I might have part of that story wrong, but the main part was very true.  Simply put the pollution we face in this part of the country hurts us and there is nothing that we can do about it.  Despite it all strive to be happy.  In this corner of the world along with eating right and watching your weight that’s about the best you can do.  Meanwhile the environment is slowly killing you.

Well, I didn’t run out and join Greenpeace over night.  However, it changed me forever.  As an economics writer I often get to write about the grimy, meandering river which money flows down.  As the river gets grimier, I never took a lot of time to reflect on the true cost of how many people that affects.  Sustaining an environment where people can strive in a healthy manner needs to get renewed emphasis in 2007.  The famous economics John Maynard Keynes used to say, “in the long run we’re all dead.”  However, not so fast.  Maybe we can be more environmentally conscious to extend that prediction a little farther out.

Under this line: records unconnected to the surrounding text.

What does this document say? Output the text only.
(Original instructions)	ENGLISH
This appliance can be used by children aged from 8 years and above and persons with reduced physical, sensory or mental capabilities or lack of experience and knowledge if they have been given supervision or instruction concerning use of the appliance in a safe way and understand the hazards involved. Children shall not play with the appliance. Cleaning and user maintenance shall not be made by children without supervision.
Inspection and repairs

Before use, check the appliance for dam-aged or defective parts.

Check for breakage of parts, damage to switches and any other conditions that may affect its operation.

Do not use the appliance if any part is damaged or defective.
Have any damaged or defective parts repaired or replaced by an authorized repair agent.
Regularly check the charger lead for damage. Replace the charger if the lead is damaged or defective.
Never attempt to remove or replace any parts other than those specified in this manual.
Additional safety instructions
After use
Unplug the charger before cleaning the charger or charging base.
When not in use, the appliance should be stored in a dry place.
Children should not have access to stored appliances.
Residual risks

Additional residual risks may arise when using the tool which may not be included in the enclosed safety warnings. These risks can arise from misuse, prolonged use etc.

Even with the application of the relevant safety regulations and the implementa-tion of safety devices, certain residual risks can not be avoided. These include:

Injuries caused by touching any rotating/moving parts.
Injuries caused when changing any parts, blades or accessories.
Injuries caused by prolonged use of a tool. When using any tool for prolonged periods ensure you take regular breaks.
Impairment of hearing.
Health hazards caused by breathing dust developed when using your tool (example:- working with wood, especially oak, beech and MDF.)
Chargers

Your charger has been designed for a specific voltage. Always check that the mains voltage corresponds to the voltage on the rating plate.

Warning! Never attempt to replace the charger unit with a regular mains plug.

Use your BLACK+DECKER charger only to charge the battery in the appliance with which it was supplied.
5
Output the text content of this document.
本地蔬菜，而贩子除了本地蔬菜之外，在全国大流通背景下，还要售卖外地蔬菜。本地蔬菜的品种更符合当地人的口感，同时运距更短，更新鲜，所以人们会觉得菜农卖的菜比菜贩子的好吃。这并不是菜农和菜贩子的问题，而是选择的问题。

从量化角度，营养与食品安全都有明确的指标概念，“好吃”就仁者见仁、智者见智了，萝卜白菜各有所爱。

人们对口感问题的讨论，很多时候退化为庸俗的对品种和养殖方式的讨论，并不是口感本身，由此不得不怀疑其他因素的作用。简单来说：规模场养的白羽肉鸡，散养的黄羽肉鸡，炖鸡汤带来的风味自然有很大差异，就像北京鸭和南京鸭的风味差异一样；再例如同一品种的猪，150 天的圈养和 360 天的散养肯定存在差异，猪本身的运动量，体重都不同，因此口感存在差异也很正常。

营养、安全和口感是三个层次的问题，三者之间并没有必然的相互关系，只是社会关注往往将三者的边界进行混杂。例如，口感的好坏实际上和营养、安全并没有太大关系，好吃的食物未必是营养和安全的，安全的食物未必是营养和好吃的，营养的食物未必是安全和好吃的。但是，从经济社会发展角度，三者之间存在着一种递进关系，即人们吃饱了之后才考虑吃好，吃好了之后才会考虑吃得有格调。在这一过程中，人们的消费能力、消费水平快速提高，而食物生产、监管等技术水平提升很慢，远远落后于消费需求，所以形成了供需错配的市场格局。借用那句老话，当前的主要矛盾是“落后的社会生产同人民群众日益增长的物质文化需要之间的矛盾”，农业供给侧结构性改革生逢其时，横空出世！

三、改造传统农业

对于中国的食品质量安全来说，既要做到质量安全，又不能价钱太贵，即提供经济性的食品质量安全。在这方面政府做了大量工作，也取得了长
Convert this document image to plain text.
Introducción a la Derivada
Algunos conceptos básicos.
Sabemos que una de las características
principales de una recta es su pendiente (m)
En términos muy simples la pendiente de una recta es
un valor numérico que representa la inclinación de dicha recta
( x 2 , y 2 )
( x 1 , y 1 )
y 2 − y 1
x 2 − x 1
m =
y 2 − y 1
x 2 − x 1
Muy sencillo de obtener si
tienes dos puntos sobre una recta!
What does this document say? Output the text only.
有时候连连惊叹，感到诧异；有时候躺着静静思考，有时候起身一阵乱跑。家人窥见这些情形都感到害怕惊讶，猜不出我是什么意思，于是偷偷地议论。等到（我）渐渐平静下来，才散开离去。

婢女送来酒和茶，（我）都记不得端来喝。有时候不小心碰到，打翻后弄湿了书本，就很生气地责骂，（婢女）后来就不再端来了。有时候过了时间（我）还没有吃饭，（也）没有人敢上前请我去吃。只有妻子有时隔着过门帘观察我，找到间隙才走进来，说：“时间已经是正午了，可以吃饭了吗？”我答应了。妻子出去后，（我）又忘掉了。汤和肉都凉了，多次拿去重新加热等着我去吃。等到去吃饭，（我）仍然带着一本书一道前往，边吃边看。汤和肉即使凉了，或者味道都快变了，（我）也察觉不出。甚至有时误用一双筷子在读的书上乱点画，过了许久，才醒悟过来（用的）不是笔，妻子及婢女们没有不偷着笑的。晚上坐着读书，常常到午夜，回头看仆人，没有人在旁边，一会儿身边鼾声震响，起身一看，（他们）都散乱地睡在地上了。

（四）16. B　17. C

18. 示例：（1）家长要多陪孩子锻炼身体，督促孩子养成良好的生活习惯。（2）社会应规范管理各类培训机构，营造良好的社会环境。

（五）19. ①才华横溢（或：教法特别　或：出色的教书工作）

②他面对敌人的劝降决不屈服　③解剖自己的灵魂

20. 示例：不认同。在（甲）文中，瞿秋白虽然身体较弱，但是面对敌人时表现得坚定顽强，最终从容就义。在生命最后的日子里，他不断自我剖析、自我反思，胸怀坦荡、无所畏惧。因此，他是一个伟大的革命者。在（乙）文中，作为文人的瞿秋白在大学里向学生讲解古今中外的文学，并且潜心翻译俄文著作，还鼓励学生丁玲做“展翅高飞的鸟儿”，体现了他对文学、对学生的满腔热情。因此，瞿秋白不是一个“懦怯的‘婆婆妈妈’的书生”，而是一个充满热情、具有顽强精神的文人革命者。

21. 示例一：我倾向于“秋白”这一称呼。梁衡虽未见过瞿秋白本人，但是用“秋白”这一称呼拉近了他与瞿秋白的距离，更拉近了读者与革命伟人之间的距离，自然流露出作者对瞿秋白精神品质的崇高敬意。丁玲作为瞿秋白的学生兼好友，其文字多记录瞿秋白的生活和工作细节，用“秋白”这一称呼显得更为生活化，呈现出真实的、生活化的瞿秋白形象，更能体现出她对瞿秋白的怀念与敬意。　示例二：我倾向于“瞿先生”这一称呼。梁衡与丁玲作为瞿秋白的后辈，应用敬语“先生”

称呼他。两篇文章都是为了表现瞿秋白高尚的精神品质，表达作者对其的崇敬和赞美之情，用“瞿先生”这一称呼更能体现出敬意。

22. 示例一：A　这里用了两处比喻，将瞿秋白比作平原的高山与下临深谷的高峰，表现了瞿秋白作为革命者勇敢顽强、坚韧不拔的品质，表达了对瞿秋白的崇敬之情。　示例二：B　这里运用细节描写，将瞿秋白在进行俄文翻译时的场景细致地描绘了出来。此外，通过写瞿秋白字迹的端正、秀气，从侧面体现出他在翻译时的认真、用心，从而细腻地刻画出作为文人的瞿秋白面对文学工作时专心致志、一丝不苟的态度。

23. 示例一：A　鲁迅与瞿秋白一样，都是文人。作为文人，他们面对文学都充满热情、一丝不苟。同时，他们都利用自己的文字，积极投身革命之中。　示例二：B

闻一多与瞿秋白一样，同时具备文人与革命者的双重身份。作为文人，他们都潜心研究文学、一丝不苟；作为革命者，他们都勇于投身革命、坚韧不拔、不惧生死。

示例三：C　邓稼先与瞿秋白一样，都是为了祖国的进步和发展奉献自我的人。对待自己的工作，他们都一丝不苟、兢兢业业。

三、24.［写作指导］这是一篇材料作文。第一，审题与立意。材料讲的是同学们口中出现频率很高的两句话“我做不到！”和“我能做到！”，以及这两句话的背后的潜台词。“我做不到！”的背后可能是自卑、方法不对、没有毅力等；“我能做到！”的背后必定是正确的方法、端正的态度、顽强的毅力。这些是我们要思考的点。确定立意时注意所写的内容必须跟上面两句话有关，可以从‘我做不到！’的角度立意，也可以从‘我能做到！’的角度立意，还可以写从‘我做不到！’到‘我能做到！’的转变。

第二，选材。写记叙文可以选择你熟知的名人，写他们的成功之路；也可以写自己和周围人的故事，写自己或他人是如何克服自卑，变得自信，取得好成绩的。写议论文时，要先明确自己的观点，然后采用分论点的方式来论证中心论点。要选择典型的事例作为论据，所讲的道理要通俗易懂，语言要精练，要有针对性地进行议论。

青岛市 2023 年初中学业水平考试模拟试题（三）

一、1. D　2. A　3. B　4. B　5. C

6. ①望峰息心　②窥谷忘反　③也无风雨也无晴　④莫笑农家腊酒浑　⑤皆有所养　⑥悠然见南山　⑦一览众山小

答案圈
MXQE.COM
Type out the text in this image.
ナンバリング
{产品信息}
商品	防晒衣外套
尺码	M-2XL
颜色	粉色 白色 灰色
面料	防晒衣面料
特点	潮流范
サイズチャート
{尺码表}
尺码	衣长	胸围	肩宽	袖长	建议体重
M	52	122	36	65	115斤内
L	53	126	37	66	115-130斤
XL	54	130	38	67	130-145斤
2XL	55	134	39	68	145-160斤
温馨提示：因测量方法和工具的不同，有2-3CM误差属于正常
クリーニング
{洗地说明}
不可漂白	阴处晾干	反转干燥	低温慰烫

The problem is its not so simple.  And then again, what you can’t see, hear or taste might be even spookier.  Points being we can all see pollution, but we cannot necessarily explain the invisible effects of how our environmental degradation over time has affected us.  How about things like “tingle voltage” and “garbage voltage” straying from the Ontario grid?  How about the effects of continued herbicide and pesticide use on North American cropland over time?

That last one is close to home.  Ever since I was young I’ve sprayed chemicals on the farm.  In my younger days I was cavalier about it, even careless.  I used to be able to tell if I had the right rate applied by how it smelled wafting over the open face tractor.  Now, I cringe when I think about it.  Spraying pesticides to kill bugs, an increasing practice in today’s modern Ontario agriculture may be causing further problems.

So I don’t know.  I don’t know what I don’t know especially about how the environment we find ourselves within southwestern Ontario may be affecting us.  Wafting over us is so much pollution from far; far away it’s easy to just forget about it.  However keep in mind there are long-term health effects happening as we speak.  You think I’m crazy?  Hmmmm.  Remember, not everything is, as it seems.